Sunan Ampel dan Raden Santri dianggap sebagai sesepuh Wali Songo. Wali Songo merupakan lembaga yang berisi tokoh-tokoh penyebar Islam, yang berdakwah secara terorganisir dan sistematis dalam usaha pengislaman masyarakat di Jawa dan pulau-pulau di sekitarnya. Jika dilihat dari namanya, sebutan raden, sunan, dan wali tidak diberikan pada sembarang orang. (1) Sebutan raden berasal dari kata rahadian yang berarti tuanku, (2) Sebutan sunan sendiri bermakna tiang-tiang atau penyangga, sedangkan menurut Salam, (1986) (3) wali bermakna seseorang yang mencintai dan dicintai Allah. Oleh karena itu, Wali Songo bermakna orang yang dicintai dan mencintai Allah berjumlah sembilan.
Sembilan Wali Songo tersebut adalah Sunan Maulana Malik Ibrahim, Sunan Ampel, Sunan Giri, Sunan Drajat, Sunan Bonang, Sunan Muria, Sunan Kudus, Sunan Kalijaga, dan Sunan Gunung Jati. Raden Ali Rahmatullah (Sunan Ampel) disebut sebagai pusat dakwah Islam yang selanjutnya ditegakkan dan dikembangkan oleh putra-putri, menantu, murid-murid, besan-besan, bahkan cucu-cucu dua bersaudara asal negara Champa tersebut. (1) Pusat dakwah Islam Giri Kedathon yang dipimpin oleh Raden Paku (Sunan Giri). Beliau merupakan murid sekaligus menantu Raden Rahmat (Sunan Ampel); (2) pusat dakwah Islam Drajat yang dipimpin oleh Raden Qasim (Sunan Drajat). Beliau merupakan putra Raden Rahmat (Sunan Ampel); (3) di sebelah barat pusat dakwah Islam Drajat, terdapat di sebelah barat pusat dakwah Islam Drajat, terdapat pusat dakwah Islam Sendang Duwur dipimpin oleh Raden Nur Rahmat (Sunan Sendang) yang merupakan putra Abdul Qahar bin Syaikh Abdul Malik al-Baghdady yang terhitung sebagai keponakan Syaikh Datuk Abdul Jalil (Syaikh Siti Jenar); (4) selanjutnya pusat dakwah Islam di Tuban yang dipimpin oleh Raden Mahdum Ibrahim (Sunan Bonang). Beliau juga merupakan putra Sunan Ampel; (5) Di sebelah barat Tuban terdapat pusat dakwah Islam yang disebut Lasem.

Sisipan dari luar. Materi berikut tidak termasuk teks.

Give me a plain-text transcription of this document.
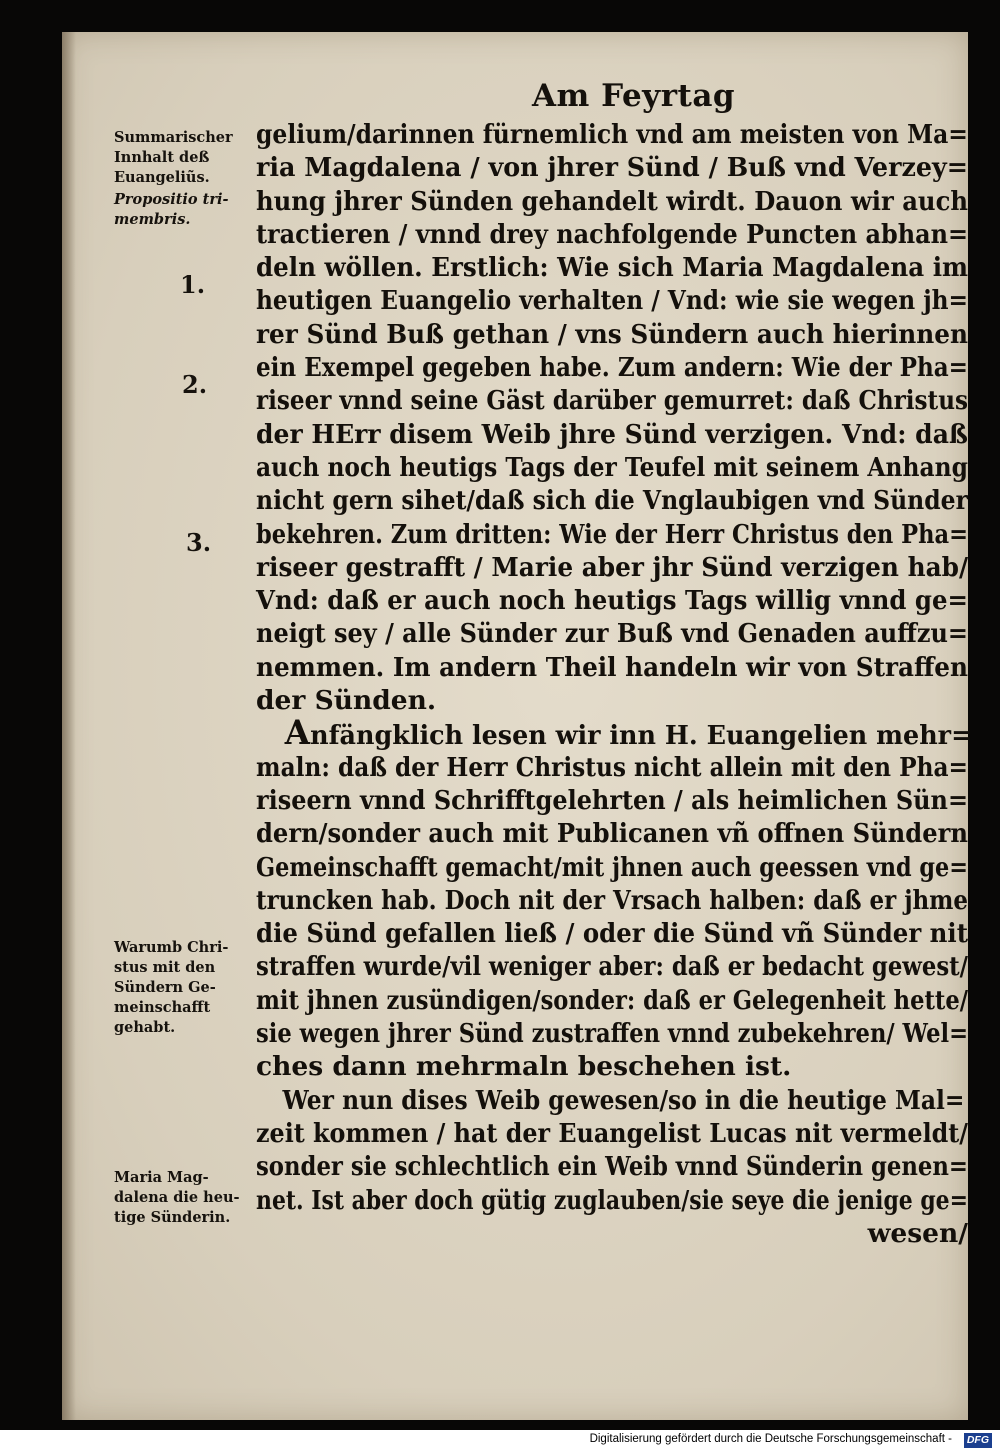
Am Feyrtag
Summarischer
Innhalt deß
Euangeliũs.
Propositio tri-
membris.
Warumb Chri-
stus mit den
Sündern Ge-
meinschafft
gehabt.
Maria Mag-
dalena die heu-
tige Sünderin.
1.
2.
3.
gelium/darinnen fürnemlich vnd am meisten von Ma=
ria Magdalena / von jhrer Sünd / Buß vnd Verzey=
hung jhrer Sünden gehandelt wirdt. Dauon wir auch
tractieren / vnnd drey nachfolgende Puncten abhan=
deln wöllen. Erstlich: Wie sich Maria Magdalena im
heutigen Euangelio verhalten / Vnd: wie sie wegen jh=
rer Sünd Buß gethan / vns Sündern auch hierinnen
ein Exempel gegeben habe. Zum andern: Wie der Pha=
riseer vnnd seine Gäst darüber gemurret: daß Christus
der HErr disem Weib jhre Sünd verzigen. Vnd: daß
auch noch heutigs Tags der Teufel mit seinem Anhang
nicht gern sihet/daß sich die Vnglaubigen vnd Sünder
bekehren. Zum dritten: Wie der Herr Christus den Pha=
riseer gestrafft / Marie aber jhr Sünd verzigen hab/
Vnd: daß er auch noch heutigs Tags willig vnnd ge=
neigt sey / alle Sünder zur Buß vnd Genaden auffzu=
nemmen. Im andern Theil handeln wir von Straffen
der Sünden.
Anfängklich lesen wir inn H. Euangelien mehr=
maln: daß der Herr Christus nicht allein mit den Pha=
riseern vnnd Schrifftgelehrten / als heimlichen Sün=
dern/sonder auch mit Publicanen vñ offnen Sündern
Gemeinschafft gemacht/mit jhnen auch geessen vnd ge=
truncken hab. Doch nit der Vrsach halben: daß er jhme
die Sünd gefallen ließ / oder die Sünd vñ Sünder nit
straffen wurde/vil weniger aber: daß er bedacht gewest/
mit jhnen zusündigen/sonder: daß er Gelegenheit hette/
sie wegen jhrer Sünd zustraffen vnnd zubekehren/ Wel=
ches dann mehrmaln beschehen ist.
Wer nun dises Weib gewesen/so in die heutige Mal=
zeit kommen / hat der Euangelist Lucas nit vermeldt/
sonder sie schlechtlich ein Weib vnnd Sünderin genen=
net. Ist aber doch gütig zuglauben/sie seye die jenige ge=
wesen/
Digitalisierung gefördert durch die Deutsche Forschungsgemeinschaft - DFG
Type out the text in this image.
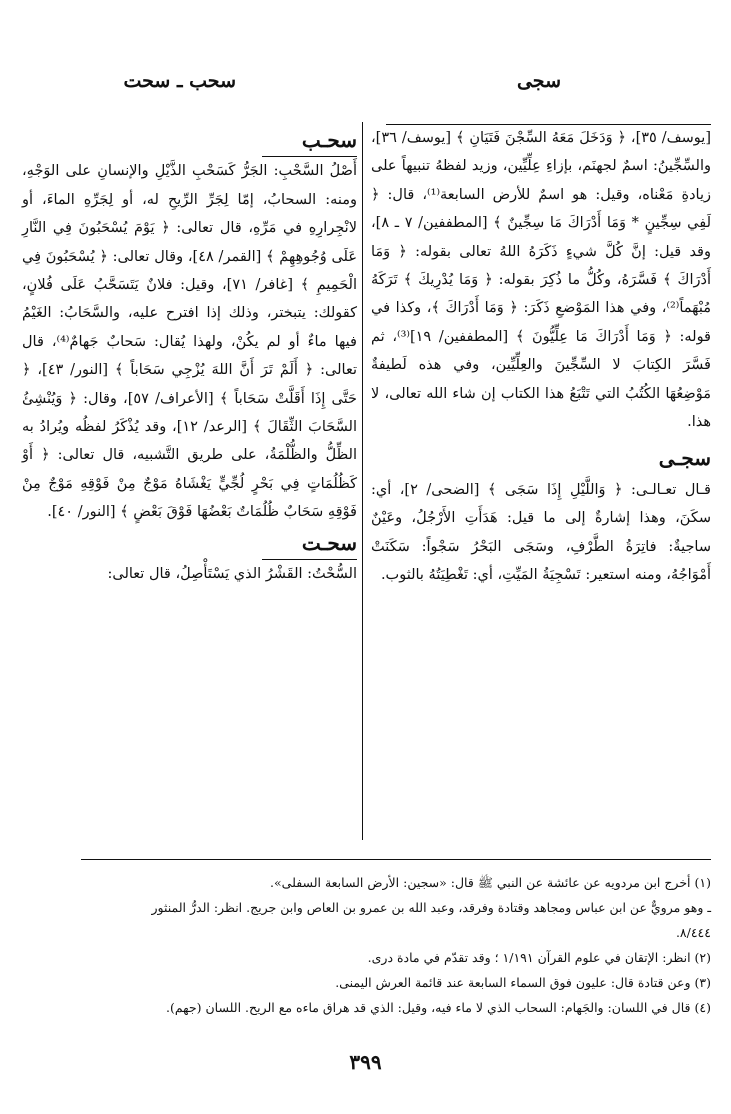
سجى
سحب ـ سحت

[يوسف/ ٣٥]، ﴿ وَدَخَلَ مَعَهُ السِّجْنَ فَتَيَانِ ﴾ [يوسف/ ٣٦]، والسِّجِّينُ: اسمٌ لجهنَم، بإزاءِ عِلِّيِّين، وزيد لفظهُ تنبيهاً على زيادةِ مَعْناه، وقيل: هو اسمٌ للأرض السابعة⁽¹⁾، قال: ﴿ لَفِي سِجِّينٍ * وَمَا أَدْرَاكَ مَا سِجِّينٌ ﴾ [المطففين/ ٧ ـ ٨]، وقد قيل: إنَّ كُلَّ شيءٍ ذَكَرَهُ اللهُ تعالى بقوله: ﴿ وَمَا أَدْرَاكَ ﴾ فَسَّرَهُ، وكُلُّ ما ذُكِرَ بقوله: ﴿ وَمَا يُدْرِيكَ ﴾ تَرَكَهُ مُبْهَماً⁽²⁾، وفي هذا المَوْضعِ ذَكَرَ: ﴿ وَمَا أَدْرَاكَ ﴾، وكذا في قوله: ﴿ وَمَا أَدْرَاكَ مَا عِلِّيُّونَ ﴾ [المطففين/ ١٩]⁽³⁾، ثم فَسَّرَ الكِتابَ لا السِّجِّينَ والعِلِّيِّين، وفي هذه لَطيفةٌ مَوْضِعُهَا الكُتُبُ التي تَتْبَعُ هذا الكتاب إن شاء الله تعالى، لا هذا.

سجـى

قـال تعـالـى: ﴿ وَاللَّيْلِ إِذَا سَجَى ﴾ [الضحى/ ٢]، أي: سكَنَ، وهذا إشارةٌ إلى ما قيل: هَدَأَتِ الأَرْجُلُ، وعَيْنٌ ساجيةٌ: فاتِرَةُ الطَّرْفِ، وسَجَى البَحْرُ سَجْواً: سَكَنَتْ أَمْوَاجُهُ، ومنه استعير: تَسْجِيَةُ المَيِّتِ، أي: تَغْطِيَتُهُ بالثوب.

سحـب

أَصْلُ السَّحْبِ: الجَرُّ كَسَحْبِ الذَّيْلِ والإنسانِ على الوَجْهِ، ومنه: السحابُ، إمّا لِجَرِّ الرِّيحِ له، أو لِجَرِّهِ الماءَ، أو لانْجِرارِهِ في مَرِّهِ، قال تعالى: ﴿ يَوْمَ يُسْحَبُونَ فِي النَّارِ عَلَى وُجُوهِهِمْ ﴾ [القمر/ ٤٨]، وقال تعالى: ﴿ يُسْحَبُونَ فِي الْحَمِيمِ ﴾ [غافر/ ٧١]، وقيل: فلانٌ يَتَسَحَّبُ عَلَى فُلانٍ، كقولك: يتبختر، وذلك إذا افترح عليه، والسَّحَابُ: الغَيْمُ فيها ماءٌ أو لم يكُنْ، ولهذا يُقال: سَحابٌ جَهامٌ⁽⁴⁾، قال تعالى: ﴿ أَلَمْ تَرَ أَنَّ اللهَ يُزْجِي سَحَاباً ﴾ [النور/ ٤٣]، ﴿ حَتَّى إِذَا أَقَلَّتْ سَحَاباً ﴾ [الأعراف/ ٥٧]، وقال: ﴿ وَيُنْشِئُ السَّحَابَ الثِّقَالَ ﴾ [الرعد/ ١٢]، وقد يُذْكَرُ لفظُه ويُرادُ به الظِّلُّ والظُّلْمَةُ، على طريق التَّشبيه، قال تعالى: ﴿ أَوْ كَظُلُمَاتٍ فِي بَحْرٍ لُجِّيٍّ يَغْشَاهُ مَوْجٌ مِنْ فَوْقِهِ مَوْجٌ مِنْ فَوْقِهِ سَحَابٌ ظُلُمَاتٌ بَعْضُهَا فَوْقَ بَعْضٍ ﴾ [النور/ ٤٠].

سحـت

السُّحْتُ: القَشْرُ الذي يَسْتَأْصِلُ، قال تعالى:

(١) أخرج ابن مردويه عن عائشة عن النبي ﷺ قال: «سجين: الأرض السابعة السفلى».

ـ وهو مرويٌّ عن ابن عباس ومجاهد وقتادة وفرقد، وعبد الله بن عمرو بن العاص وابن جريج. انظر: الدرُّ المنثور

٨/٤٤٤.

(٢) انظر: الإتقان في علوم القرآن ١/١٩١ ؛ وقد تقدّم في مادة درى.

(٣) وعن قتادة قال: عليون فوق السماء السابعة عند قائمة العرش اليمنى.

(٤) قال في اللسان: والجَهام: السحاب الذي لا ماء فيه، وقيل: الذي قد هراق ماءه مع الريح. اللسان (جهم).

٣٩٩
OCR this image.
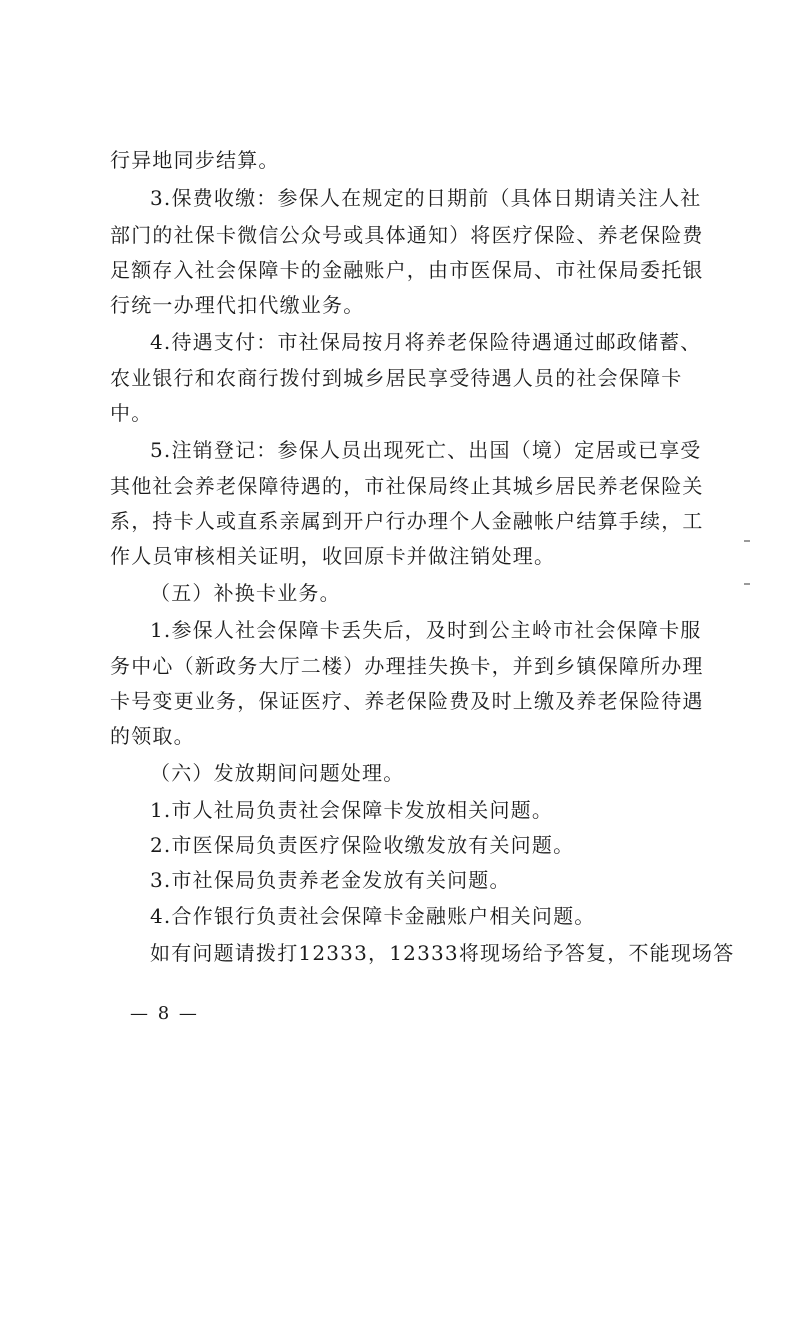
行异地同步结算。
3.保费收缴：参保人在规定的日期前（具体日期请关注人社
部门的社保卡微信公众号或具体通知）将医疗保险、养老保险费
足额存入社会保障卡的金融账户，由市医保局、市社保局委托银
行统一办理代扣代缴业务。
4.待遇支付：市社保局按月将养老保险待遇通过邮政储蓄、
农业银行和农商行拨付到城乡居民享受待遇人员的社会保障卡
中。
5.注销登记：参保人员出现死亡、出国（境）定居或已享受
其他社会养老保障待遇的，市社保局终止其城乡居民养老保险关
系，持卡人或直系亲属到开户行办理个人金融帐户结算手续，工
作人员审核相关证明，收回原卡并做注销处理。
（五）补换卡业务。
1.参保人社会保障卡丢失后，及时到公主岭市社会保障卡服
务中心（新政务大厅二楼）办理挂失换卡，并到乡镇保障所办理
卡号变更业务，保证医疗、养老保险费及时上缴及养老保险待遇
的领取。
（六）发放期间问题处理。
1.市人社局负责社会保障卡发放相关问题。
2.市医保局负责医疗保险收缴发放有关问题。
3.市社保局负责养老金发放有关问题。
4.合作银行负责社会保障卡金融账户相关问题。
如有问题请拨打12333，12333将现场给予答复，不能现场答
— 8 —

Di sana terdapat kediaman Nyai Ageng Maloka yang merupakan putri Raden Rahmat (Sunan Ampel) dan Pangeran Wiranegara (adipati Lasem) yang juga merupakan murid dan menantu Raden Rahmat (Sunan Ampel); (6) di sebelah barat Lasem terdapat pusat dakwah Demak Bintara yang dipimpin oleh Raden Patah yang merupakan murid sekaligus menantu Raden Rahmat (Sunan Ampel); (7) di sebelah barat Demak Bintara terdapat pusat dakwah Kalijaga yang dipimpin oleh Raden Sahid (Sunan Kalijaga) dan Cirebon yang dipimpin oleh Syarif Hidayat (Sunan Gunung Jati), keduanya merupakan murid Raden Rahmat (Sunan Ampel) (Sunyoto, 2012).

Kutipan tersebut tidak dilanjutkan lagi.